L’opposant camerounais Issa Tchiroma Bakary, qui revendique la seconde place de la dernière présidentielle, se trouve actuellement en Gambie. Le gouvernement de Banjul a officialisé son accueil « temporaire » pour « raisons humanitaires », confirmant ainsi les rumeurs qui circulaient sur la disparition de l’ancien ministre du gouvernement camerounais. Cette annonce, faite le 23 novembre, jette une lumière nouvelle sur les tensions post-électorales au Cameroun et leurs répercussions régionales.
Selon le communiqué gambien, Issa Tchiroma Bakary séjourne à Banjul depuis le 7 novembre. Son départ du Cameroun serait intervenu fin octobre ou début novembre, peu après la proclamation des résultats officiels qu’il conteste farouchement. Son entourage justifie le choix de la Gambie par la liberté d’expression et la sécurité que le pays lui garantit. Le document officiel évoque également, de manière plus surprenante, des négociations en cours entre l’opposant et le pouvoir de Yaoundé, avec la médiation du Nigeria voisin.
Ce départ s’inscrit dans un contexte politique camerounais extrêmement tendu. L’élection présidentielle, remportée selon les résultats officiels par Paul Biya, a été marquée par des contestations virulentes de l’opposition, qui dénonce des irrégularités. Issa Tchiroma Bakary, figure politique du Nord, s’était retranché dans sa ville natale de Garoua avant de quitter le territoire. Sa situation illustre les pressions persistantes exercées sur les voix dissidentes au Cameroun, où la contestation du pouvoir en place est souvent périlleuse.
Les perspectives immédiates restent floues et dépendent largement des négociations évoquées.

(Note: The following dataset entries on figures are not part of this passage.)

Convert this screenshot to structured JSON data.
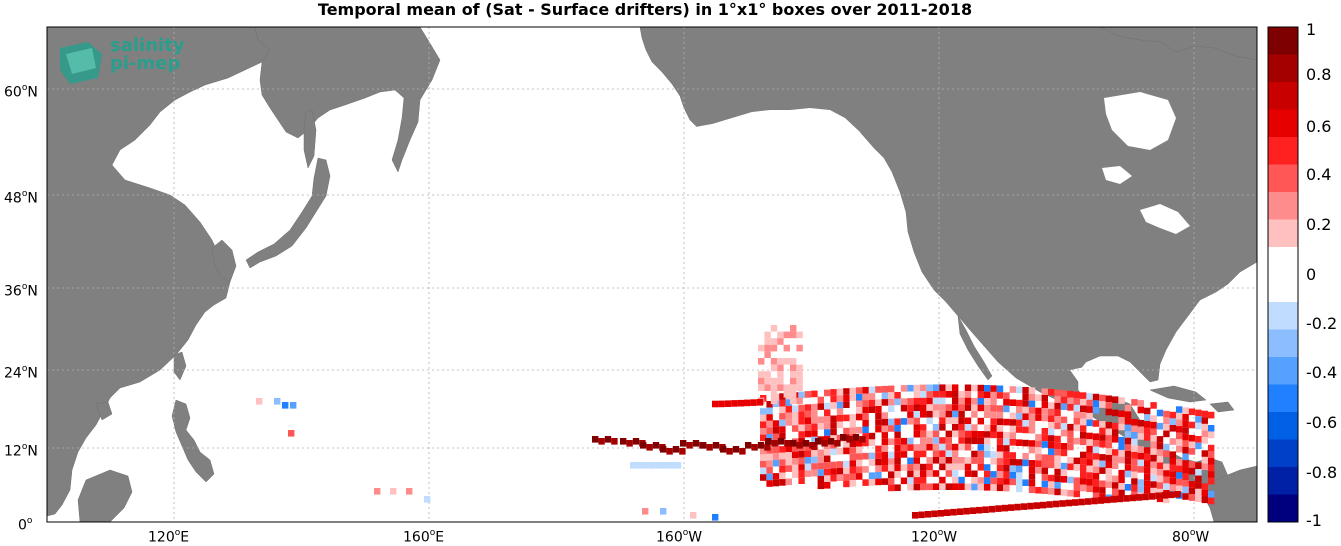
{
  "title": "Temporal mean of (Sat - Surface drifters) in 1°x1° boxes over 2011-2018",
  "logo": {
    "line1": "salinity",
    "line2": "pi-mep"
  },
  "lat_ticks": [
    {
      "deg": "60",
      "hemi": "N"
    },
    {
      "deg": "48",
      "hemi": "N"
    },
    {
      "deg": "36",
      "hemi": "N"
    },
    {
      "deg": "24",
      "hemi": "N"
    },
    {
      "deg": "12",
      "hemi": "N"
    },
    {
      "deg": "0",
      "hemi": ""
    }
  ],
  "lon_ticks": [
    {
      "deg": "120",
      "hemi": "E"
    },
    {
      "deg": "160",
      "hemi": "E"
    },
    {
      "deg": "160",
      "hemi": "W"
    },
    {
      "deg": "120",
      "hemi": "W"
    },
    {
      "deg": "80",
      "hemi": "W"
    }
  ],
  "colorbar": {
    "labels": [
      "1",
      "0.8",
      "0.6",
      "0.4",
      "0.2",
      "0",
      "-0.2",
      "-0.4",
      "-0.6",
      "-0.8",
      "-1"
    ],
    "colors": [
      "#7f0000",
      "#a50000",
      "#c80000",
      "#e60000",
      "#ff2020",
      "#ff5656",
      "#ff8c8c",
      "#ffc0c0",
      "#ffffff",
      "#ffffff",
      "#c0dcff",
      "#8cbeff",
      "#56a0ff",
      "#2080ff",
      "#0060e6",
      "#0040c8",
      "#0020a5",
      "#00007f"
    ]
  },
  "colors": {
    "land": "#808080",
    "ocean": "#ffffff",
    "logo": "#2a9e8c"
  }
}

Si un dialogue est véritablement engagé sous l’égide nigériane, il pourrait ouvrir une voie de sortie de crise pour une opposition marginalisée. Cependant, l’issue de telles discussions est incertaine. Le statut « temporaire » du séjour en Gambie pose également la question de la solution à long terme pour l’opposant, entre un retour négocié au Cameroun, un asile politique prolongé ou un exil vers une autre destination.
L’information concernant des négociations est toutefois accueillie avec un scepticisme prononcé du côté du pouvoir camerounais. Une source gouvernementale, anonyme, a fermement démenti l’existence de telles discussions, arguant qu’« aucune crise postélectorale » ne justifierait un tel processus. Cette contradiction entre les déclarations gambiennes et la version de Yaoundé ajoute une couche d’opacité à toute l’affaire et interroge sur la nature réelle des canaux de communication existants.

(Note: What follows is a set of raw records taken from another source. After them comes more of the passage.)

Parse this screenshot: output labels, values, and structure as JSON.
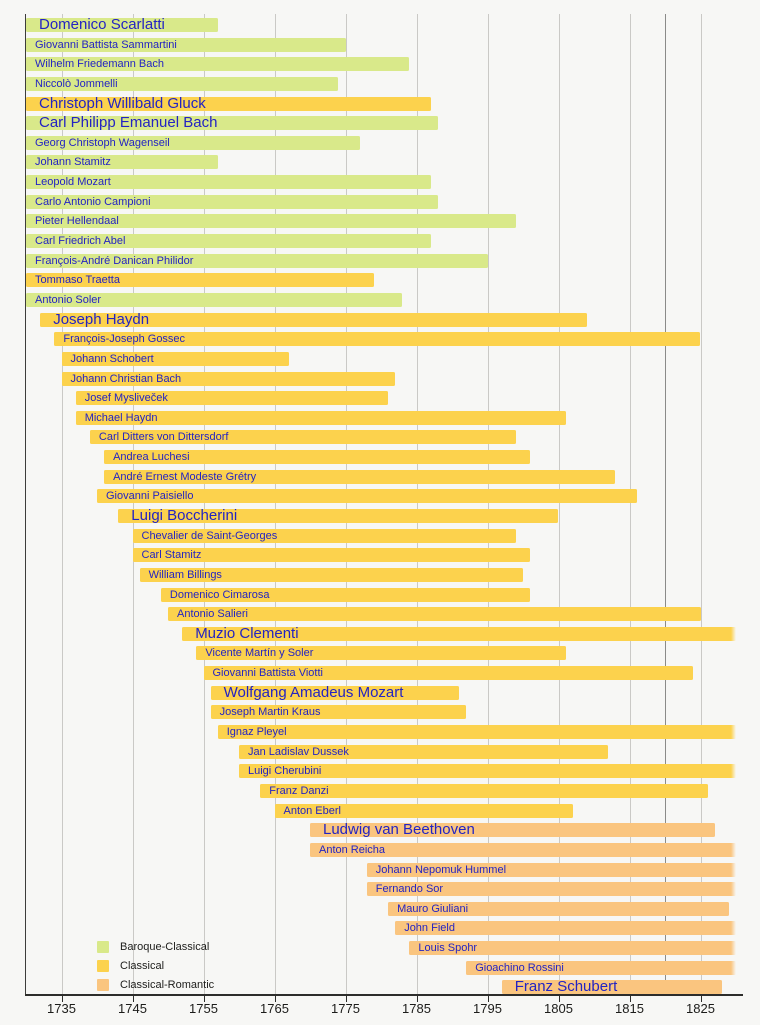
{
  "chart_data": {
    "type": "bar",
    "variant": "timeline-lifespans",
    "title": "",
    "x_axis": {
      "min": 1730,
      "max": 1830,
      "grid": true,
      "tick_years": [
        1735,
        1745,
        1755,
        1765,
        1775,
        1785,
        1795,
        1805,
        1815,
        1825
      ],
      "tick_labels": [
        "1735",
        "1745",
        "1755",
        "1765",
        "1775",
        "1785",
        "1795",
        "1805",
        "1815",
        "1825"
      ],
      "era_boundary_year": 1820
    },
    "legend": {
      "position": "bottom-left",
      "items": [
        {
          "label": "Baroque-Classical",
          "era": "baroque-classical",
          "color": "#d9e98a"
        },
        {
          "label": "Classical",
          "era": "classical",
          "color": "#fcd24d"
        },
        {
          "label": "Classical-Romantic",
          "era": "classical-romantic",
          "color": "#fac57f"
        }
      ]
    },
    "composers": [
      {
        "name": "Domenico Scarlatti",
        "start": 1730,
        "end": 1757,
        "era": "baroque-classical",
        "big": true
      },
      {
        "name": "Giovanni Battista Sammartini",
        "start": 1730,
        "end": 1775,
        "era": "baroque-classical",
        "big": false
      },
      {
        "name": "Wilhelm Friedemann Bach",
        "start": 1730,
        "end": 1784,
        "era": "baroque-classical",
        "big": false
      },
      {
        "name": "Niccolò Jommelli",
        "start": 1730,
        "end": 1774,
        "era": "baroque-classical",
        "big": false
      },
      {
        "name": "Christoph Willibald Gluck",
        "start": 1730,
        "end": 1787,
        "era": "classical",
        "big": true
      },
      {
        "name": "Carl Philipp Emanuel Bach",
        "start": 1730,
        "end": 1788,
        "era": "baroque-classical",
        "big": true
      },
      {
        "name": "Georg Christoph Wagenseil",
        "start": 1730,
        "end": 1777,
        "era": "baroque-classical",
        "big": false
      },
      {
        "name": "Johann Stamitz",
        "start": 1730,
        "end": 1757,
        "era": "baroque-classical",
        "big": false
      },
      {
        "name": "Leopold Mozart",
        "start": 1730,
        "end": 1787,
        "era": "baroque-classical",
        "big": false
      },
      {
        "name": "Carlo Antonio Campioni",
        "start": 1730,
        "end": 1788,
        "era": "baroque-classical",
        "big": false
      },
      {
        "name": "Pieter Hellendaal",
        "start": 1730,
        "end": 1799,
        "era": "baroque-classical",
        "big": false
      },
      {
        "name": "Carl Friedrich Abel",
        "start": 1730,
        "end": 1787,
        "era": "baroque-classical",
        "big": false
      },
      {
        "name": "François-André Danican Philidor",
        "start": 1730,
        "end": 1795,
        "era": "baroque-classical",
        "big": false
      },
      {
        "name": "Tommaso Traetta",
        "start": 1730,
        "end": 1779,
        "era": "classical",
        "big": false
      },
      {
        "name": "Antonio Soler",
        "start": 1730,
        "end": 1783,
        "era": "baroque-classical",
        "big": false
      },
      {
        "name": "Joseph Haydn",
        "start": 1732,
        "end": 1809,
        "era": "classical",
        "big": true
      },
      {
        "name": "François-Joseph Gossec",
        "start": 1734,
        "end": 1825,
        "era": "classical",
        "big": false
      },
      {
        "name": "Johann Schobert",
        "start": 1735,
        "end": 1767,
        "era": "classical",
        "big": false
      },
      {
        "name": "Johann Christian Bach",
        "start": 1735,
        "end": 1782,
        "era": "classical",
        "big": false
      },
      {
        "name": "Josef Mysliveček",
        "start": 1737,
        "end": 1781,
        "era": "classical",
        "big": false
      },
      {
        "name": "Michael Haydn",
        "start": 1737,
        "end": 1806,
        "era": "classical",
        "big": false
      },
      {
        "name": "Carl Ditters von Dittersdorf",
        "start": 1739,
        "end": 1799,
        "era": "classical",
        "big": false
      },
      {
        "name": "Andrea Luchesi",
        "start": 1741,
        "end": 1801,
        "era": "classical",
        "big": false
      },
      {
        "name": "André Ernest Modeste Grétry",
        "start": 1741,
        "end": 1813,
        "era": "classical",
        "big": false
      },
      {
        "name": "Giovanni Paisiello",
        "start": 1740,
        "end": 1816,
        "era": "classical",
        "big": false
      },
      {
        "name": "Luigi Boccherini",
        "start": 1743,
        "end": 1805,
        "era": "classical",
        "big": true
      },
      {
        "name": "Chevalier de Saint-Georges",
        "start": 1745,
        "end": 1799,
        "era": "classical",
        "big": false
      },
      {
        "name": "Carl Stamitz",
        "start": 1745,
        "end": 1801,
        "era": "classical",
        "big": false
      },
      {
        "name": "William Billings",
        "start": 1746,
        "end": 1800,
        "era": "classical",
        "big": false
      },
      {
        "name": "Domenico Cimarosa",
        "start": 1749,
        "end": 1801,
        "era": "classical",
        "big": false
      },
      {
        "name": "Antonio Salieri",
        "start": 1750,
        "end": 1825,
        "era": "classical",
        "big": false
      },
      {
        "name": "Muzio Clementi",
        "start": 1752,
        "end": 1830,
        "era": "classical",
        "big": true
      },
      {
        "name": "Vicente Martín y Soler",
        "start": 1754,
        "end": 1806,
        "era": "classical",
        "big": false
      },
      {
        "name": "Giovanni Battista Viotti",
        "start": 1755,
        "end": 1824,
        "era": "classical",
        "big": false
      },
      {
        "name": "Wolfgang Amadeus Mozart",
        "start": 1756,
        "end": 1791,
        "era": "classical",
        "big": true
      },
      {
        "name": "Joseph Martin Kraus",
        "start": 1756,
        "end": 1792,
        "era": "classical",
        "big": false
      },
      {
        "name": "Ignaz Pleyel",
        "start": 1757,
        "end": 1830,
        "era": "classical",
        "big": false
      },
      {
        "name": "Jan Ladislav Dussek",
        "start": 1760,
        "end": 1812,
        "era": "classical",
        "big": false
      },
      {
        "name": "Luigi Cherubini",
        "start": 1760,
        "end": 1830,
        "era": "classical",
        "big": false
      },
      {
        "name": "Franz Danzi",
        "start": 1763,
        "end": 1826,
        "era": "classical",
        "big": false
      },
      {
        "name": "Anton Eberl",
        "start": 1765,
        "end": 1807,
        "era": "classical",
        "big": false
      },
      {
        "name": "Ludwig van Beethoven",
        "start": 1770,
        "end": 1827,
        "era": "classical-romantic",
        "big": true
      },
      {
        "name": "Anton Reicha",
        "start": 1770,
        "end": 1830,
        "era": "classical-romantic",
        "big": false
      },
      {
        "name": "Johann Nepomuk Hummel",
        "start": 1778,
        "end": 1830,
        "era": "classical-romantic",
        "big": false
      },
      {
        "name": "Fernando Sor",
        "start": 1778,
        "end": 1830,
        "era": "classical-romantic",
        "big": false
      },
      {
        "name": "Mauro Giuliani",
        "start": 1781,
        "end": 1829,
        "era": "classical-romantic",
        "big": false
      },
      {
        "name": "John Field",
        "start": 1782,
        "end": 1830,
        "era": "classical-romantic",
        "big": false
      },
      {
        "name": "Louis Spohr",
        "start": 1784,
        "end": 1830,
        "era": "classical-romantic",
        "big": false
      },
      {
        "name": "Gioachino Rossini",
        "start": 1792,
        "end": 1830,
        "era": "classical-romantic",
        "big": false
      },
      {
        "name": "Franz Schubert",
        "start": 1797,
        "end": 1828,
        "era": "classical-romantic",
        "big": true
      }
    ]
  },
  "colors": {
    "background": "#f7f7f5",
    "baroque-classical": "#d9e98a",
    "classical": "#fcd24d",
    "classical-romantic": "#fac57f",
    "bar_label_text": "#2323c3",
    "gridline": "#cac9c6",
    "era_boundary_line": "#8b8b89",
    "axis": "#2d2d2b",
    "tick_label_text": "#1c1c1a"
  }
}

Le parcours de l’opposant pour rejoindre la Gambie demeure partiellement élucidé. Des sources camerounaises affirment qu’il a transité par la ville nigériane de Yola, située non loin de la frontière avec le Cameroun et de sa base arrière de Garoua. Cet itinéraire suggère une sortie discrète du territoire et souligne le rôle clé du Nigeria, tant comme voie de passage que comme éventuel médiateur dans les affaires politiques de son voisin. La Gambie, quant à elle, renvoie une image de refuge pour les personnalités politiques en difficulté, un rôle qu’elle a parfois joué dans le passé.